You need to hit major centres and you need to consider common trips to be efficient. You’re talking about the most efficient per station but most efficient per passenger is going to look different. This image doesn’t see too bad and can still have branching lines.
Yeah just get a slime mold to design it for us.
The biggest concern with that setup is how inefficient it is to reach the Pacific Northwest region, LA is a serious bottleneck on top of being a common endpoint in and of itself. A line that goes straight to either Seattle or Portland from the Northeast simplifies things a lot.
The problem is that population distribution means that almost nobody is going to be getting on or off the train between Minneapolis and Seattle. The population of North Dakota is 800k, South Dakota is 925k, Nebraska is 2 million, Montana is 1.1 million, Wyoming is 590k, Idaho is 2 million. That's nearly a whole quadrant of the country with less population than the Houston metro area. If we're building trains, let's build trains in Houston and serve the same number of people with like a tiny percentage of track that it would take to serve the upper plains states.
exactly. even under communism/socialism, a business must still operate at least somewhat meaningfully. it can't just be "trains for the sake of trains". there has to be a meaningful number of people served per km of rail. that's why it makes sense near the coastlines.
also, short reminder that even if a rail goes at 200 mph, it would still take around 15 hours to travel the 3000 miles from east to west coast. almost nobody is willing to sit in a train for 15 hours straight. at that distance, most people prefer an airplane. it's significantly faster.
i did some quick maths and calculated that at least in europe, for distances greater than ~800 km (~600 miles), an airplane is mostly faster than a train, at least in western europe.
LA is a bottleneck if you assume every single line and dot is perfectly equal. If we’re already imaging a well built system then that green line would have a higher frequency of train to accommodate what you’re talking about and it’s station(s) would be large enough to handle the fact that it would absolutely be a major hub.
Efficiency is not always about perfection for every single trip. Cars(in a car-centric hellhole, at least) will take you from your driveway to your destination parking lot but they are vastly inferior to the overall efficiency of a metro that you walk five minutes to and is then five minutes from your destination. This is highspeed rail, there’s not much extra time being taken if you don’t go direct direct, it’ll be fine.
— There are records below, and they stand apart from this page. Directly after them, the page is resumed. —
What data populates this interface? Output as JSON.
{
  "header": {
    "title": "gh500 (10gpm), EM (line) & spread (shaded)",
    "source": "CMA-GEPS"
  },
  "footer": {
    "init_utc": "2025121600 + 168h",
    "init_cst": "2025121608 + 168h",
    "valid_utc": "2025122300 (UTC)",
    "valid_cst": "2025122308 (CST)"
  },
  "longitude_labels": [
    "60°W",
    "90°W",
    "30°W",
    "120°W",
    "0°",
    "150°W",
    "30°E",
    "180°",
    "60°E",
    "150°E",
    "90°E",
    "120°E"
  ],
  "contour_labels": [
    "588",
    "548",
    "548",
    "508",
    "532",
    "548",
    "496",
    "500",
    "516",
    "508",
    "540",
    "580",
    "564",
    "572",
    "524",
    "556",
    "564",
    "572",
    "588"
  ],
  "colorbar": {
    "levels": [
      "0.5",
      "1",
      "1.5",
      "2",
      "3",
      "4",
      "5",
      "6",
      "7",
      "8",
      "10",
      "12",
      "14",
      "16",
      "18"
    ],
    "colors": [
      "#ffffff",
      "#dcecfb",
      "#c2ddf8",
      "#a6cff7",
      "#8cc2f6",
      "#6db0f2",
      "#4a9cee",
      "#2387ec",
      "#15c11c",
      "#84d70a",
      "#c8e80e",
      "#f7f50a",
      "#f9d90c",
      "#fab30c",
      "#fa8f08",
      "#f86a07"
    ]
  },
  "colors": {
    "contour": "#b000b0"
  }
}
And it's weird, because the map has some faint grey lines where you'd think there'd be routes.
I think those are lines with standard passenger train service on them, though I can't remember the reasoning for that. Might have been the states there refused to cooperate with the company or it could just be a terrain issue with the rail grade being too steep or winding for high-speed rail.
By memory this was a group of enthusiasts realistic dream for a high speed rail network. Basically a possible but lofty goal to lobby for.
The grey lines would be standard speed rail service topping out at 87MPH (some match current Amtrak services, and I'm going to assume without verifying that the others match existing rail infrastructure because the Venn diagram between foamers and river counters has quite a large overlap)
Why do I feel like inefficient access to the Pacific Northwest suits all involved?
Taking the Seattle Freeze to whole new dimensions lol
Umm yeah...now we are autisming! Though I'm not autistic as a disclaimer.